Et sur le fond qu’ont-ils dit ? : rien !
Pour ma part, j’ai tenu au cours du débat, comme je l’ai toujours fait, à exposer le sujet dans le détail et dans son ensemble pour aider chacun à mieux comprendre l’histoire et les enjeux et ne pas rétrécir les échanges à une opposition entre les Pour et des Contre (voir ci-dessous). Il n’est pas question de les supprimer mais d’en réorienter un certain nombre vers des dispositifs dans lesquels la formation et l’insertion sont prioritaires.
Dans le contexte politique troublé, je resterai un défenseur de la cohésion de la majorité municipale et du projet que nous portons ensemble pour le quotidien et l’avenir d’une ville et d’une agglomération dont nous sommes fiers-res. Parlons du fond.
Eric ALAUZET
Et les contrats aidés ? Ouvrons le débat de l’insertion professionnelle !
Oui, nous allions vers un dérapage budgétaire sur ce dispositif. Oui, 40 000 contrats supplémentaires ont été ajoutés aux 280 000 budgétés fin 2016 pour 2017 et consommés au deux tiers avant l’été. Oui, certains secteurs sont prioritaires en cette fin d‘année, comme l’éducation pour conserver à niveau l’accompagnement scolaire des enfants porteurs d’handicap à l’école, pour la sécurité, le social et le médicosocial en particulier.
D’ici quelques jours, je serai en mesure de faire remonter au ministère du travail et au Préfet un mémoire que je prépare depuis trois semaines sur les situations les plus critiques avec la suppression de ces contrats aidés.

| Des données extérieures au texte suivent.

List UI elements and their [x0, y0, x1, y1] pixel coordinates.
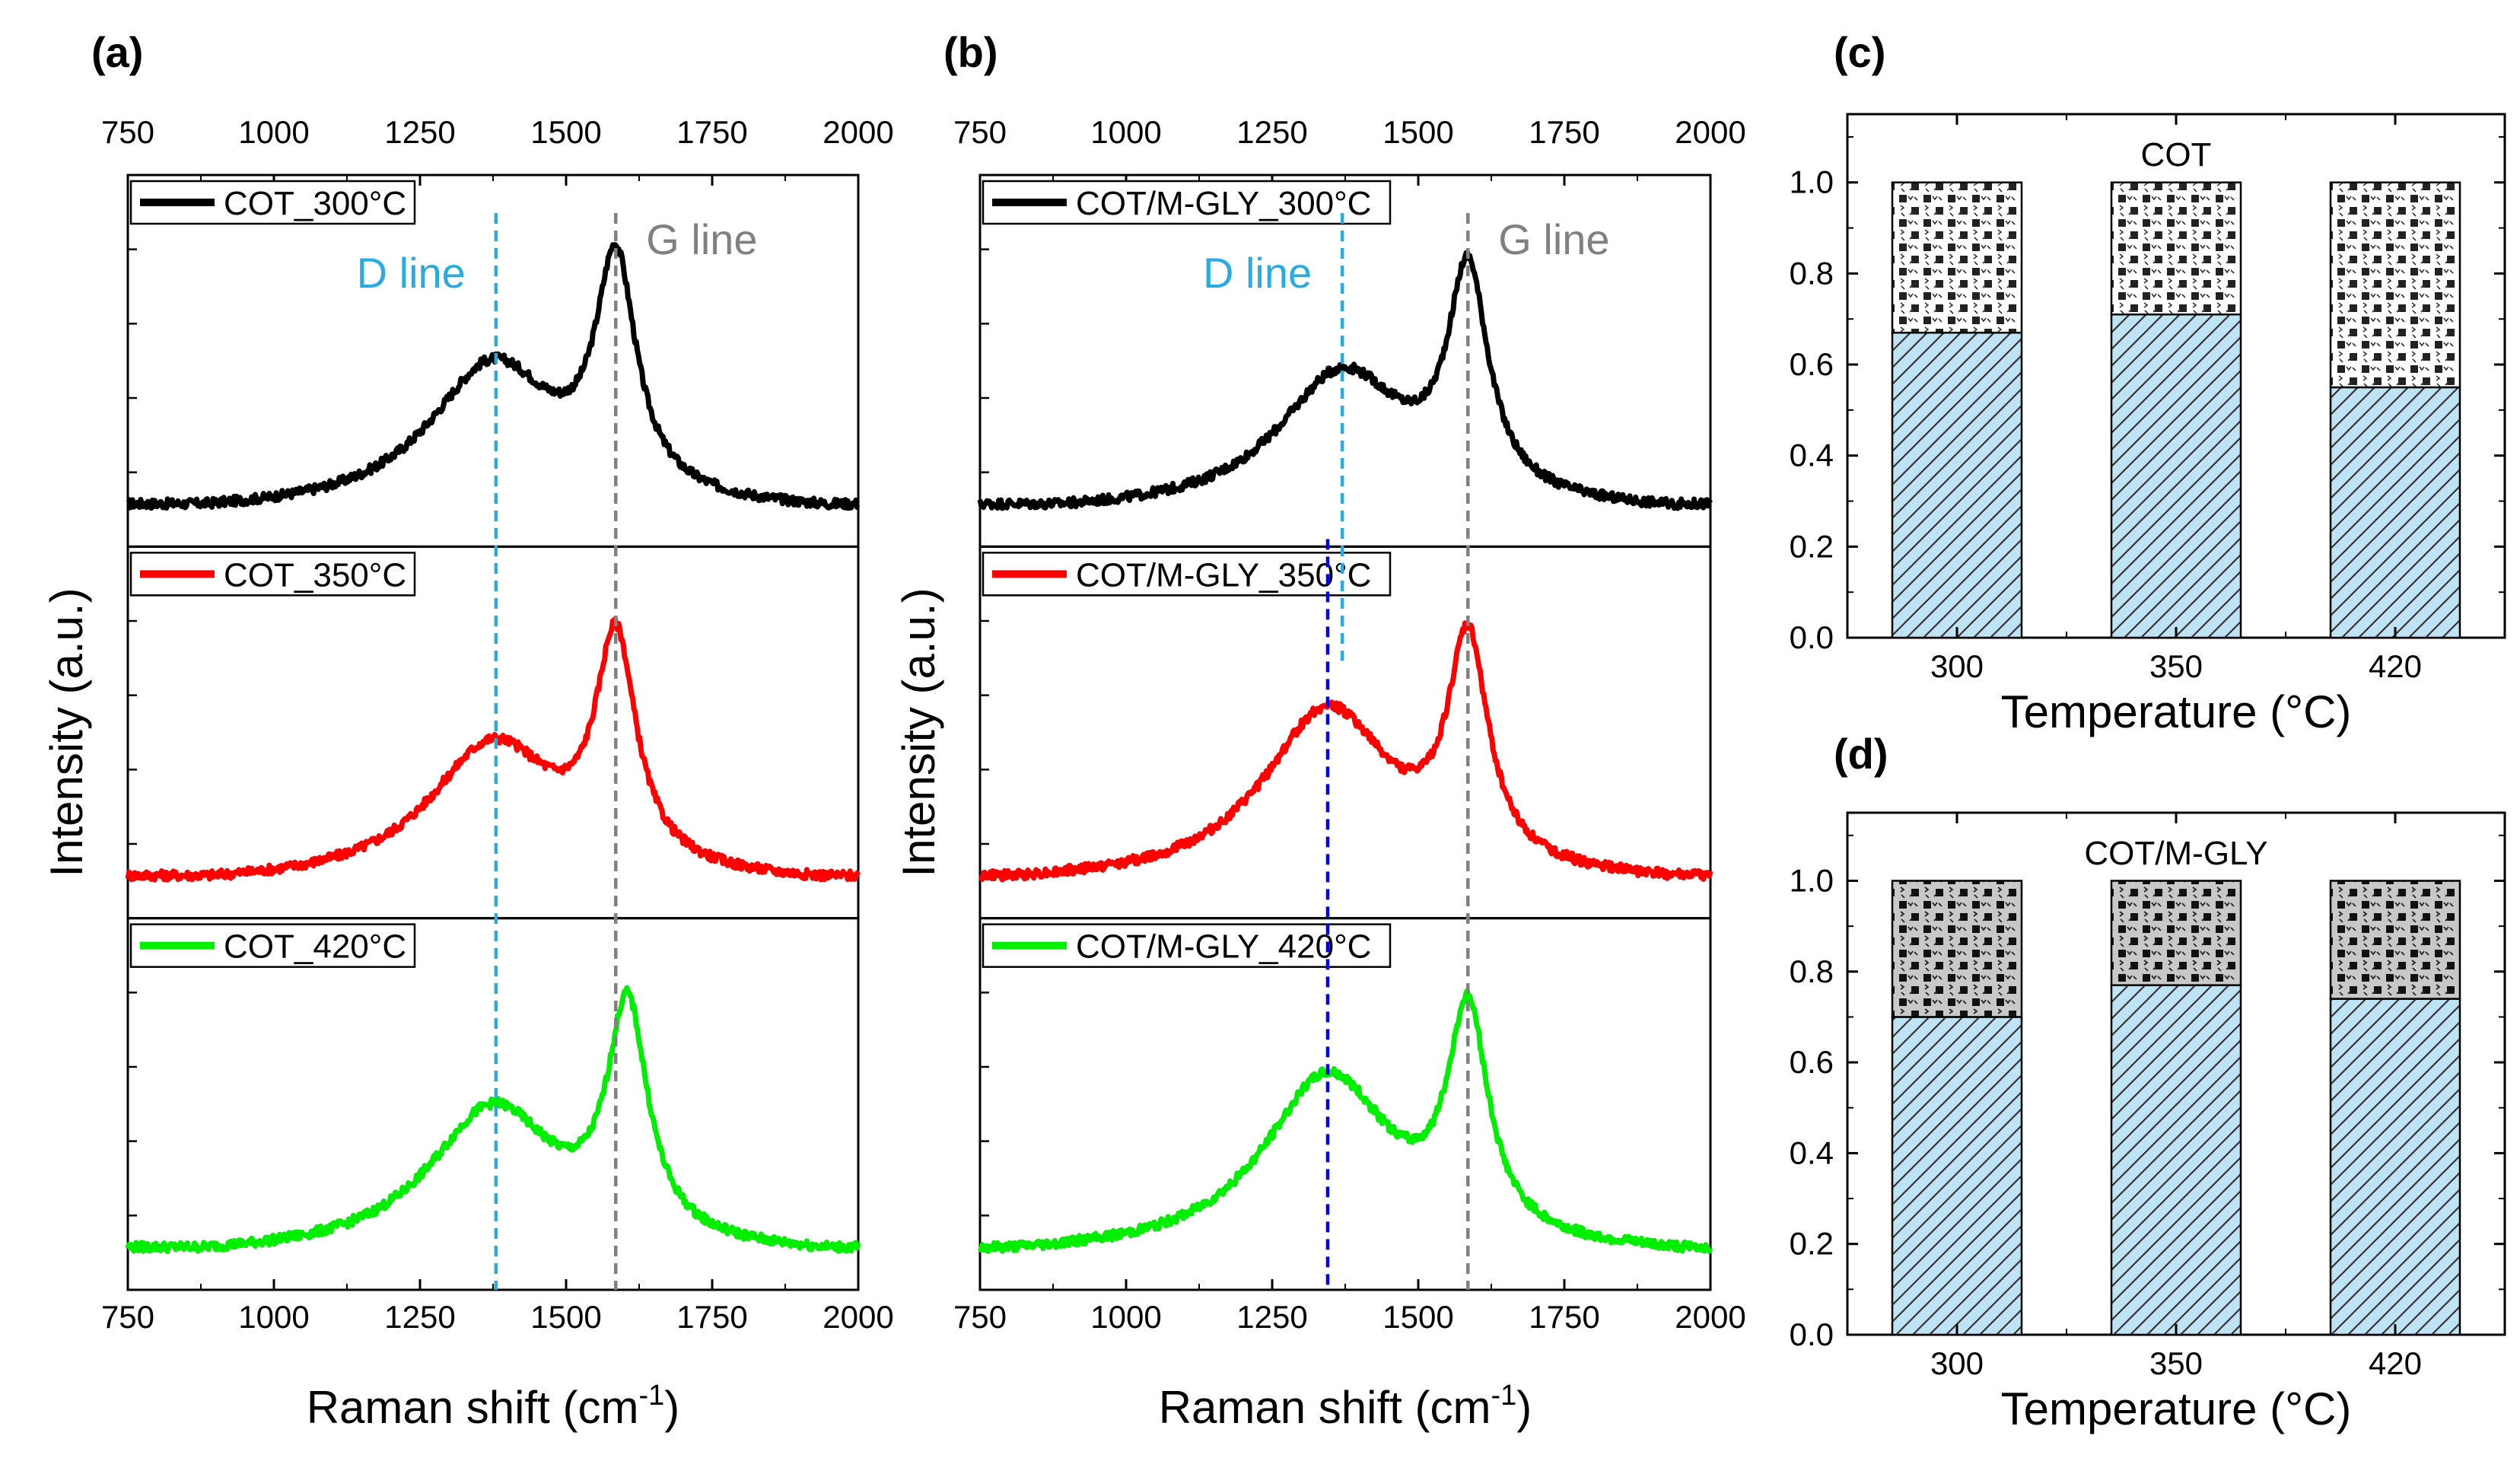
x-tick-label-300: 300 [1930, 1345, 1984, 1381]
x-tick-label-bottom: 1000 [238, 1299, 309, 1335]
y-tick-label: 1.0 [1790, 862, 1834, 898]
x-tick-label-bottom: 1750 [1529, 1299, 1599, 1335]
x-tick-label-bottom: 1250 [1236, 1299, 1307, 1335]
y-tick-label: 0.0 [1790, 1316, 1834, 1352]
bar-chart-title: COT [2141, 136, 2212, 173]
x-axis-label-close: ) [664, 1382, 679, 1433]
x-axis-label-close: ) [1516, 1382, 1532, 1433]
spectrum-curve-3 [977, 988, 1713, 1254]
legend-label-1: COT_300°C [224, 185, 406, 222]
panel-label-c: (c) [1834, 28, 1885, 76]
g-line-label: G line [1498, 215, 1609, 263]
y-tick-label: 0.4 [1790, 438, 1834, 473]
x-tick-label-top: 1000 [238, 114, 309, 150]
x-tick-label-bottom: 750 [953, 1299, 1007, 1335]
y-tick-label: 0.2 [1790, 1226, 1834, 1262]
bar-lower-420 [2329, 386, 2461, 639]
spectrum-curve-1 [126, 242, 860, 511]
bar-panel-c: 0.0 0.2 0.4 0.6 0.8 1.0 300 350 420 COT Temperatur… [1790, 113, 2506, 737]
panel-label-d: (d) [1834, 730, 1888, 778]
x-tick-label-bottom: 1500 [1382, 1299, 1453, 1335]
y-tick-label: 1.0 [1790, 164, 1834, 200]
x-tick-label-top: 1250 [384, 114, 455, 150]
bar-lower-350 [2110, 984, 2242, 1336]
legend-label-3: COT_420°C [224, 928, 406, 966]
bar-upper-420 [2329, 880, 2461, 1000]
x-tick-label-350: 350 [2149, 1345, 2203, 1381]
bar-lower-300 [1891, 1016, 2023, 1336]
x-tick-label-420: 420 [2369, 1345, 2422, 1381]
x-tick-label-bottom: 1500 [530, 1299, 601, 1335]
x-axis-label-main: Raman shift (cm [307, 1382, 639, 1433]
bar-upper-420 [2329, 181, 2461, 389]
y-axis-label: Intensity (a.u.) [41, 587, 92, 877]
x-tick-label-top: 1500 [1382, 114, 1453, 150]
d-line-label: D line [1203, 249, 1312, 297]
x-tick-label-top: 1000 [1090, 114, 1161, 150]
x-tick-label-420: 420 [2369, 648, 2422, 684]
bar-chart-title: COT/M-GLY [2084, 835, 2267, 872]
x-tick-label-top: 1250 [1236, 114, 1307, 150]
x-tick-label-bottom: 750 [101, 1299, 154, 1335]
g-line-label: G line [646, 215, 757, 263]
x-tick-label-bottom: 2000 [1675, 1299, 1745, 1335]
x-axis-label: Raman shift (cm-1) [307, 1380, 680, 1433]
bar-upper-300 [1891, 181, 2023, 334]
bar-lower-350 [2110, 313, 2242, 639]
spectrum-curve-3 [125, 985, 861, 1254]
x-tick-label-top: 2000 [822, 114, 893, 150]
spectrum-curve-1 [977, 250, 1713, 511]
x-tick-label-top: 1500 [530, 114, 601, 150]
legend-label-1: COT/M-GLY_300°C [1076, 185, 1371, 222]
bar-upper-300 [1891, 880, 2023, 1018]
y-tick-label: 0.8 [1790, 255, 1834, 291]
raman-panel-a: 750 750 1000 1000 1250 1250 1500 1500 1750 1750 20… [41, 114, 894, 1433]
x-axis-label-main: Raman shift (cm [1159, 1382, 1491, 1433]
x-tick-label-350: 350 [2149, 648, 2203, 684]
x-tick-label-top: 1750 [676, 114, 747, 150]
y-tick-label: 0.8 [1790, 953, 1834, 989]
y-axis-label: Intensity (a.u.) [893, 587, 944, 877]
subplot-frame-2 [126, 545, 860, 920]
y-tick-label: 0.6 [1790, 346, 1834, 382]
bar-lower-420 [2329, 998, 2461, 1336]
legend-box-2 [129, 552, 416, 597]
bar-x-axis-label: Temperature (°C) [2001, 1383, 2352, 1434]
raman-panel-b: 750 750 1000 1000 1250 1250 1500 1500 1750 1750 20… [893, 114, 1746, 1433]
spectrum-curve-2 [125, 616, 861, 883]
panel-label-b: (b) [943, 28, 998, 76]
x-tick-label-bottom: 2000 [822, 1299, 893, 1335]
legend-label-2: COT/M-GLY_350°C [1076, 556, 1371, 594]
x-tick-label-top: 2000 [1675, 114, 1745, 150]
bar-panel-d: 0.0 0.2 0.4 0.6 0.8 1.0 300 350 420 COT/M-GLY Temp… [1790, 811, 2506, 1434]
bar-x-axis-label: Temperature (°C) [2001, 686, 2352, 737]
y-tick-label: 0.4 [1790, 1135, 1834, 1170]
x-tick-label-300: 300 [1930, 648, 1984, 684]
x-tick-label-bottom: 1000 [1090, 1299, 1161, 1335]
legend-box-1 [982, 180, 1392, 225]
x-tick-label-bottom: 1250 [384, 1299, 455, 1335]
x-tick-label-bottom: 1750 [676, 1299, 747, 1335]
x-axis-label-sup: -1 [638, 1380, 664, 1412]
x-tick-label-top: 750 [953, 114, 1007, 150]
panel-label-a: (a) [91, 28, 143, 76]
x-tick-label-top: 1750 [1529, 114, 1599, 150]
bar-lower-300 [1891, 331, 2023, 639]
x-axis-label: Raman shift (cm-1) [1159, 1380, 1532, 1433]
y-tick-label: 0.6 [1790, 1044, 1834, 1080]
x-tick-label-top: 750 [101, 114, 154, 150]
bar-upper-350 [2110, 880, 2242, 986]
legend-label-2: COT_350°C [224, 556, 406, 594]
spectrum-curve-2 [978, 620, 1713, 883]
legend-label-3: COT/M-GLY_420°C [1076, 928, 1371, 966]
bar-upper-350 [2110, 181, 2242, 316]
y-tick-label: 0.0 [1790, 619, 1834, 655]
d-line-label: D line [357, 249, 466, 297]
x-axis-label-sup: -1 [1491, 1380, 1516, 1412]
y-tick-label: 0.2 [1790, 528, 1834, 564]
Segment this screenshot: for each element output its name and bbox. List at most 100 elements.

Il faut préciser que tous les dispositifs d’insertion, notamment les chantiers d’insertion par l’insertion économique sont évidemment maintenus. Une mission a été engagée pour mobiliser les acteurs de l’insertion autour de solutions innovantes, au service du parcours de chacun et en particulier de ceux qui sont aujourd’hui les plus éloignés du marché du travail. Les propositions seront remises au gouvernement d’ici à la fin de l’année.
Lors de la séance du conseil municipal, j’ai conclu mon propos ainsi : « Maintenant, c’est le débat de fond qui va s’ouvrir ». Aussi, il faut faire un état des lieux précis du dispositif : les contrats qui répondent à une vraie démarche d’insertion ou de réinsertion et ceux qui sont des pansements inefficaces à la plaie du chômage, ceux qui sont indispensables à la cohésion sociale et territoriale de notre pays et ceux qui cachent l’absence d’engagements financiers au bénéfice des associations ou collectivités pour mener à bien leurs activités ou missions.
S’il est préférable qu’une personne occupe un emploi aidé, même précaire, plutôt que de rester au chômage, nous devons préférer pour elle une formation si elle améliore ses chances d’insertion à un moment où l’économie redémarre mais où nos entreprises souffrent d’une insuffisance de réponses à leurs offres, notamment du fait d’un trop faible nombre de personnes qualifiées.
Une politique de l’emploi efficace doit s’appuyer sur le renforcement des politiques de formation et d’accompagnement ciblées qui donnent plus d’atouts et de capacités aux personnes qui en bénéficient pour s’insérer durablement dans l’emploi. C’est en ce sens que le Gouvernement lancera à l’automne un « grand plan d’investissement compétences », d’un montant de 15 milliards d’euros, dont 10 milliards consacrés à la formation des jeunes sans qualification et des demandeurs d’emploi de longue durée. La garantie jeunes, les EPIDE et les écoles de la deuxième chance, créés sous les anciennes majorités, seront également mobilisées.